Vincent Longo is a second-year Ph.D. student in the Department of Screen Arts and Cultures at the University of Michigan who has used extensive research in the international Welles archives as the basis for conference papers and audiovisual essays, a live multimedia staging of “Too Much Johnson” at the Detroit Institute of Arts, and a scholarly anthology chapter. In 2017, he was the first Ph.D. pre-candidate in the history of the University of Michigan’s Undergraduate Research Opportunity Program to receive the “outstanding mentor” award for his mentorship of four first-year undergraduate researchers.
Jenny Romero is Head of Reference and Public Services at the Academy of Motion Picture Arts and Sciences’ Margaret Herrick Library, where she has worked closely with researchers for more than a decade. She received a B.A. in Film and Latin American Studies from Vassar College, and an M.A. in Film Studies with Film Archiving from the University of East Anglia.

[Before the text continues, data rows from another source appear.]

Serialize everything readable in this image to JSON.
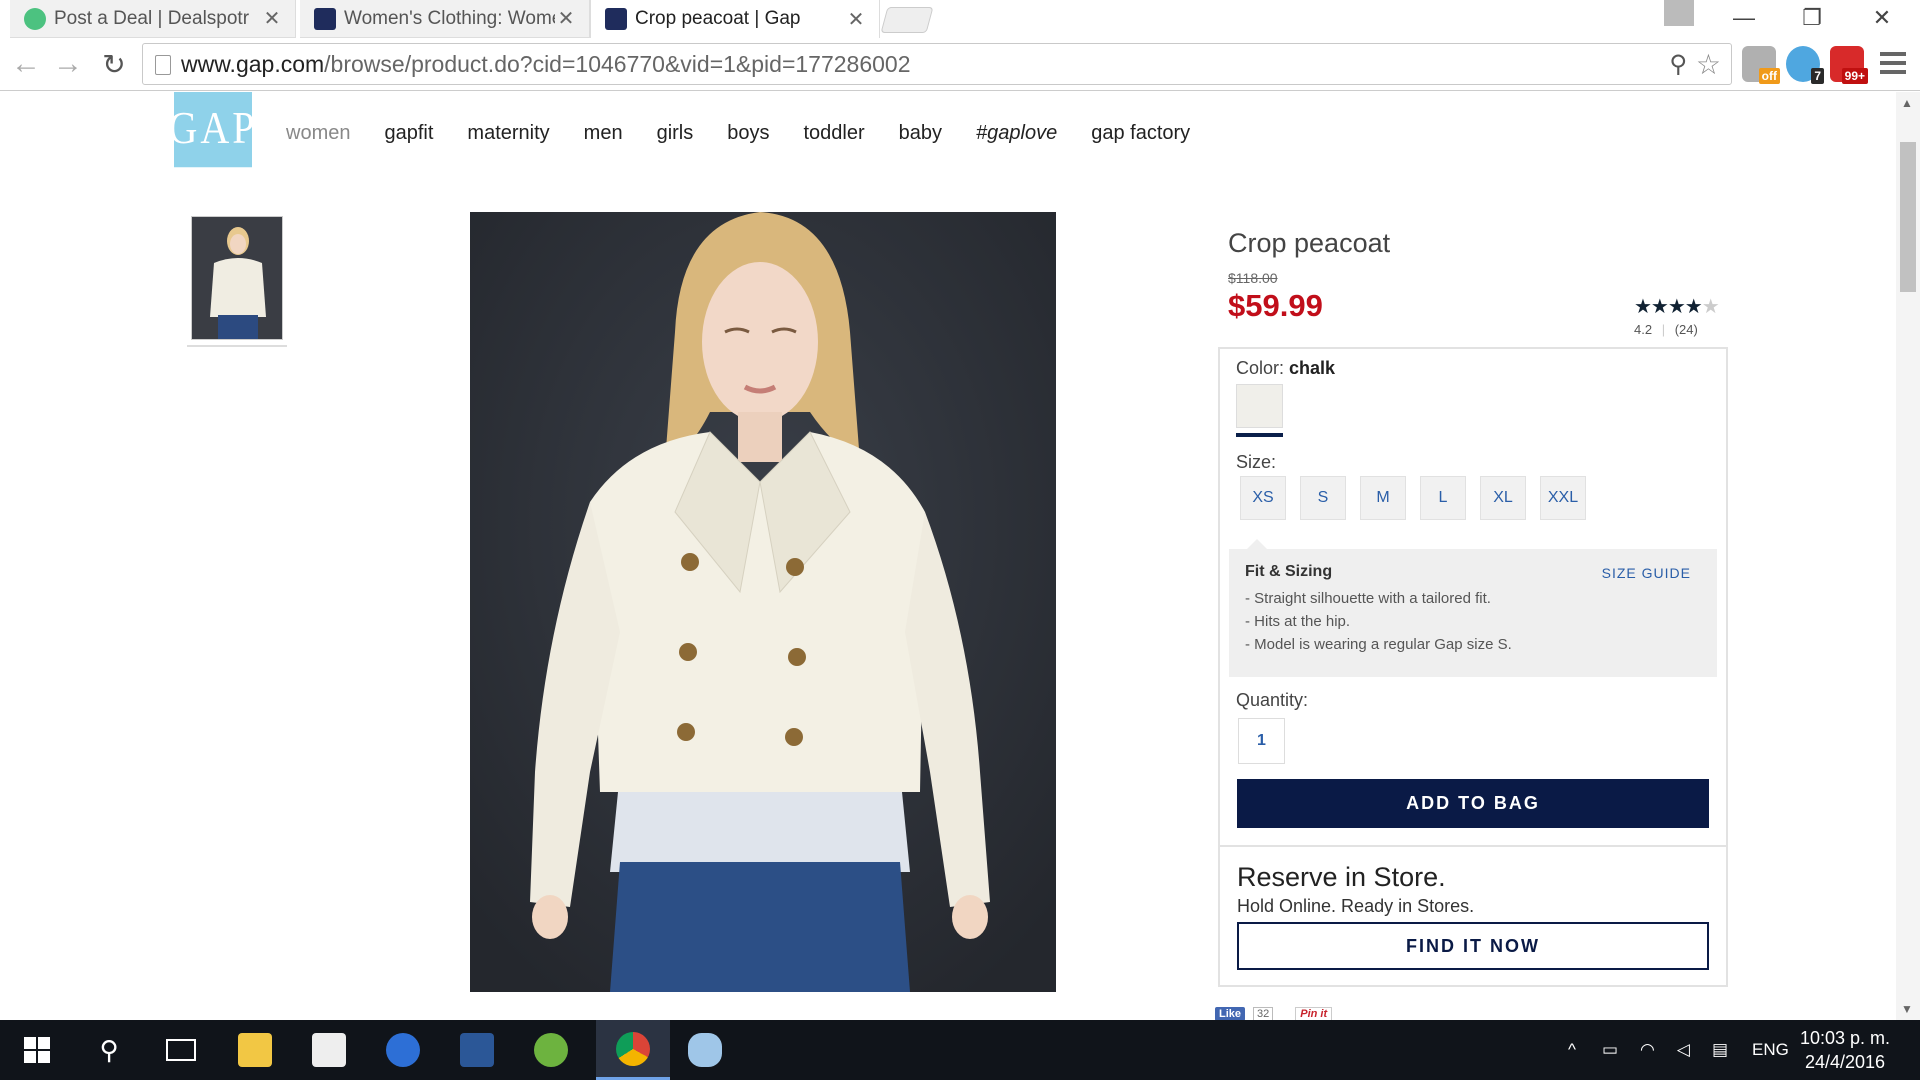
{
  "browser": {
    "tabs": [
      {
        "title": "Post a Deal | Dealspotr",
        "active": false
      },
      {
        "title": "Women's Clothing: Women",
        "active": false
      },
      {
        "title": "Crop peacoat | Gap",
        "active": true
      }
    ],
    "url_domain": "www.gap.com",
    "url_path": "/browse/product.do?cid=1046770&vid=1&pid=177286002",
    "ext_badges": [
      "off",
      "7",
      "99+"
    ]
  },
  "site": {
    "logo": "GAP",
    "nav": [
      "women",
      "gapfit",
      "maternity",
      "men",
      "girls",
      "boys",
      "toddler",
      "baby",
      "#gaplove",
      "gap factory"
    ]
  },
  "product": {
    "name": "Crop peacoat",
    "old_price": "$118.00",
    "price": "$59.99",
    "stars_filled": "★★★★",
    "stars_empty": "★",
    "rating": "4.2",
    "reviews": "(24)",
    "color_label": "Color:",
    "color_value": "chalk",
    "size_label": "Size:",
    "sizes": [
      "XS",
      "S",
      "M",
      "L",
      "XL",
      "XXL"
    ],
    "fit_title": "Fit & Sizing",
    "size_guide": "SIZE GUIDE",
    "fit_notes": [
      "- Straight silhouette with a tailored fit.",
      "- Hits at the hip.",
      "- Model is wearing a regular Gap size S."
    ],
    "quantity_label": "Quantity:",
    "quantity": "1",
    "add_to_bag": "ADD TO BAG",
    "reserve_title": "Reserve in Store.",
    "reserve_sub": "Hold Online. Ready in Stores.",
    "find_it_now": "FIND IT NOW"
  },
  "social": {
    "like": "Like",
    "like_count": "32",
    "pin": "Pin it"
  },
  "taskbar": {
    "lang": "ENG",
    "time": "10:03 p. m.",
    "date": "24/4/2016"
  }
}
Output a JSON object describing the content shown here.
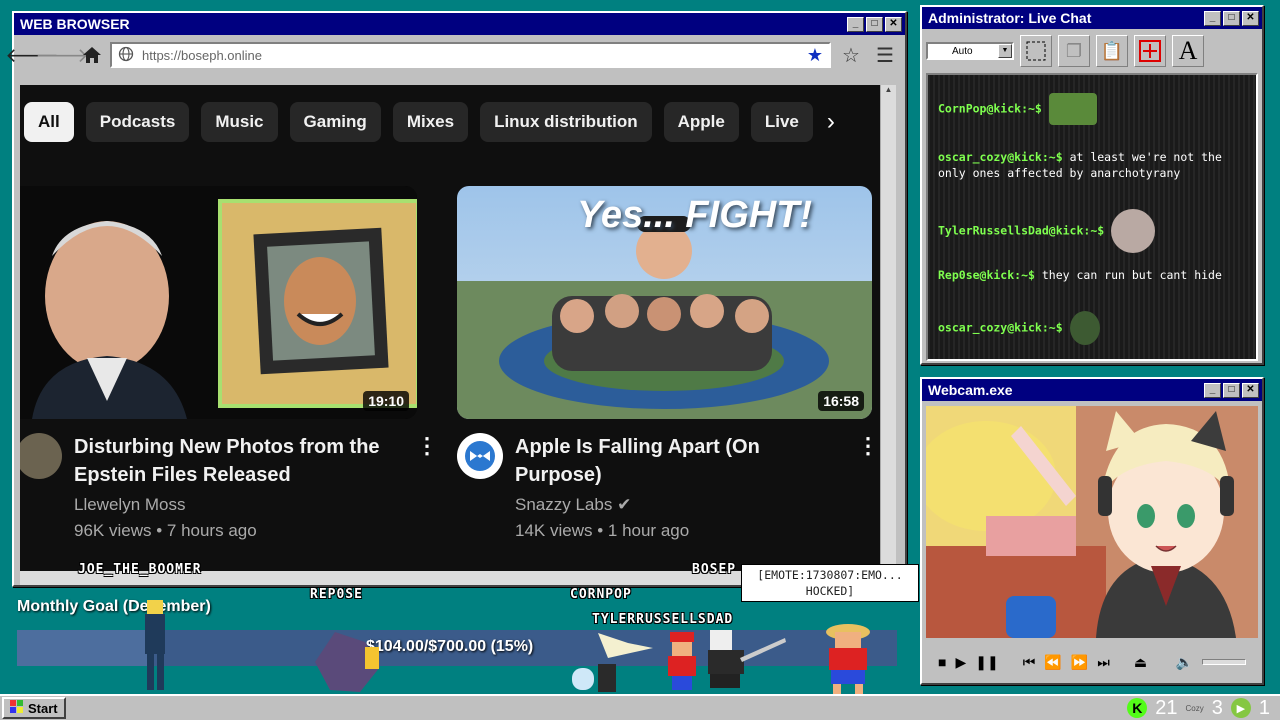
{
  "browser": {
    "title": "WEB BROWSER",
    "url": "https://boseph.online",
    "controls": {
      "minimize": "_",
      "maximize": "□",
      "close": "✕"
    }
  },
  "chips": [
    {
      "label": "All"
    },
    {
      "label": "Podcasts"
    },
    {
      "label": "Music"
    },
    {
      "label": "Gaming"
    },
    {
      "label": "Mixes"
    },
    {
      "label": "Linux distribution"
    },
    {
      "label": "Apple"
    },
    {
      "label": "Live"
    }
  ],
  "videos": [
    {
      "title": "Disturbing New Photos from the Epstein Files Released",
      "channel": "Llewelyn Moss",
      "views": "96K views",
      "age": "7 hours ago",
      "duration": "19:10"
    },
    {
      "title": "Apple Is Falling Apart (On Purpose)",
      "channel": "Snazzy Labs",
      "views": "14K views",
      "age": "1 hour ago",
      "duration": "16:58",
      "thumb_text": "Yes... FIGHT!"
    }
  ],
  "chat": {
    "title": "Administrator: Live Chat",
    "size_select": "Auto",
    "messages": [
      {
        "user": "CornPop@kick:~$",
        "text": ""
      },
      {
        "user": "oscar_cozy@kick:~$",
        "text": "at least we're not the only ones affected by anarchotyrany"
      },
      {
        "user": "TylerRussellsDad@kick:~$",
        "text": ""
      },
      {
        "user": "Rep0se@kick:~$",
        "text": "they can run but cant hide"
      },
      {
        "user": "oscar_cozy@kick:~$",
        "text": ""
      }
    ],
    "tool_font": "A"
  },
  "webcam": {
    "title": "Webcam.exe"
  },
  "goal": {
    "label": "Monthly Goal (December)",
    "text": "$104.00/$700.00 (15%)",
    "progress": 0.15
  },
  "sprites": {
    "joe": "JOE_THE_BOOMER",
    "repose": "REP0SE",
    "cornpop": "CORNPOP",
    "tyler": "TYLERRUSSELLSDAD",
    "boseph": "BOSEP",
    "bubble": "[EMOTE:1730807:EMO... HOCKED]"
  },
  "taskbar": {
    "start": "Start",
    "kick_count": "21",
    "tray_label": "Cozy",
    "count_two": "3",
    "rumble_count": "1"
  }
}
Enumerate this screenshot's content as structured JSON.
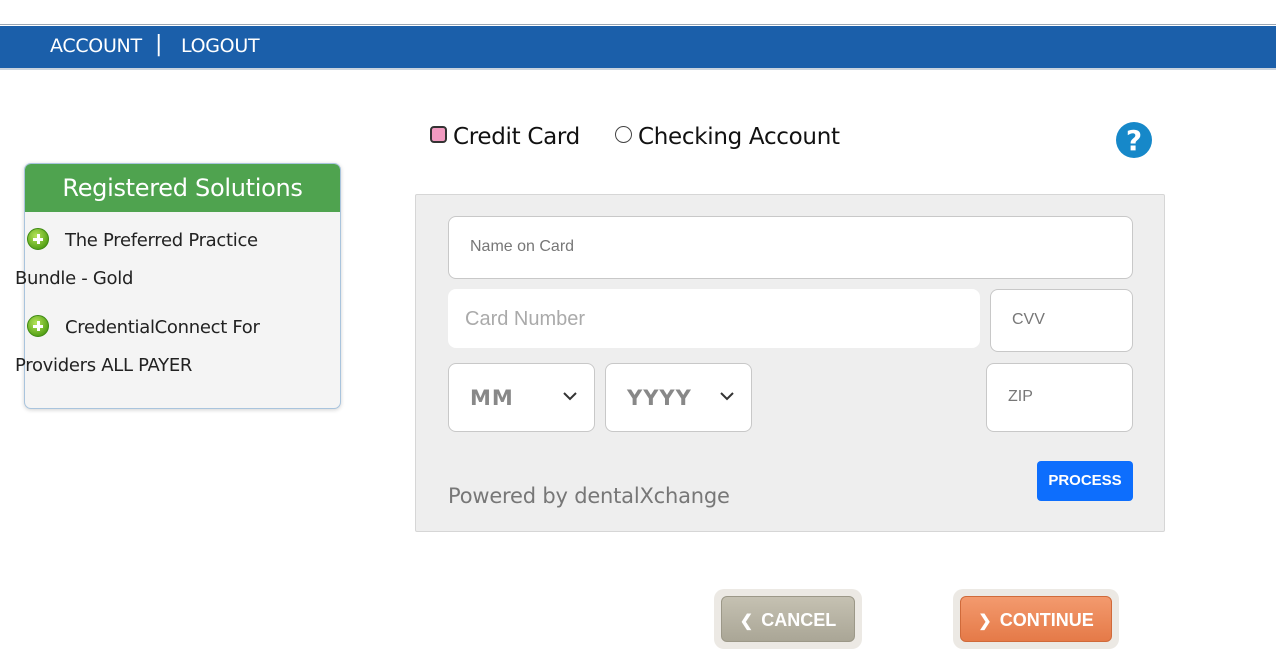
{
  "nav": {
    "account": "ACCOUNT",
    "separator": "|",
    "logout": "LOGOUT"
  },
  "sidebar": {
    "title": "Registered Solutions",
    "items": [
      {
        "line1": "The Preferred Practice",
        "line2": "Bundle - Gold",
        "icon": "plus-circle-icon"
      },
      {
        "line1": "CredentialConnect For",
        "line2": "Providers ALL PAYER",
        "icon": "plus-circle-icon"
      }
    ]
  },
  "payment": {
    "options": [
      {
        "label": "Credit Card",
        "selected": true
      },
      {
        "label": "Checking Account",
        "selected": false
      }
    ],
    "help": "?"
  },
  "form": {
    "name_placeholder": "Name on Card",
    "card_placeholder": "Card Number",
    "cvv_placeholder": "CVV",
    "month_value": "MM",
    "year_value": "YYYY",
    "zip_placeholder": "ZIP",
    "powered_by": "Powered by dentalXchange",
    "process_label": "PROCESS"
  },
  "actions": {
    "cancel": "CANCEL",
    "continue": "CONTINUE"
  },
  "colors": {
    "navbar": "#1b5faa",
    "sidebar_header": "#4fa34f",
    "process": "#0d6efd",
    "continue": "#e98050",
    "cancel": "#b8b4a4"
  }
}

Laura Isabel Serna is Associate Professor of Cinema and Media Studies at the University of Southern California’s School of Cinematic Arts, where she teaches international film history, historical methods, and Latino/a and Latin American cinema and media. A historian by training and predilection her research focuses on uncovering and recovering histories thought lost or unimportant. She is the author of Making Cinelandia: American Films and Mexican Film Culture before the Golden Age (Duke University Press, 2014) as well as essays that have been published in Americas: A Quarterly Review of Latin American History, Aztlán: A Journal of Chicano Studies, and Film History.
Matthew Solomon is Associate Professor in the Department of Screen Arts and Cultures at the University of Michigan. He is the author of a 2015 BFI Film Classics monograph on The Gold Rush and of Disappearing Tricks: Silent Film, Houdini, and the New Magic of the Twentieth Century, which won the Kraszna-Krausz award for best moving image book in 2011, and is the editor of Fantastic Voyages of the Cinematic Imagination: Georges Méliès’s Trip to the Moon. In addition to regularly teaching the large introductory lecture course, “Art of Film,” he has taught a number of different courses for graduate and undergraduate students involving methods of film historical primary-source research at the University of Michigan, the City University of New York, Indiana University, and New York University.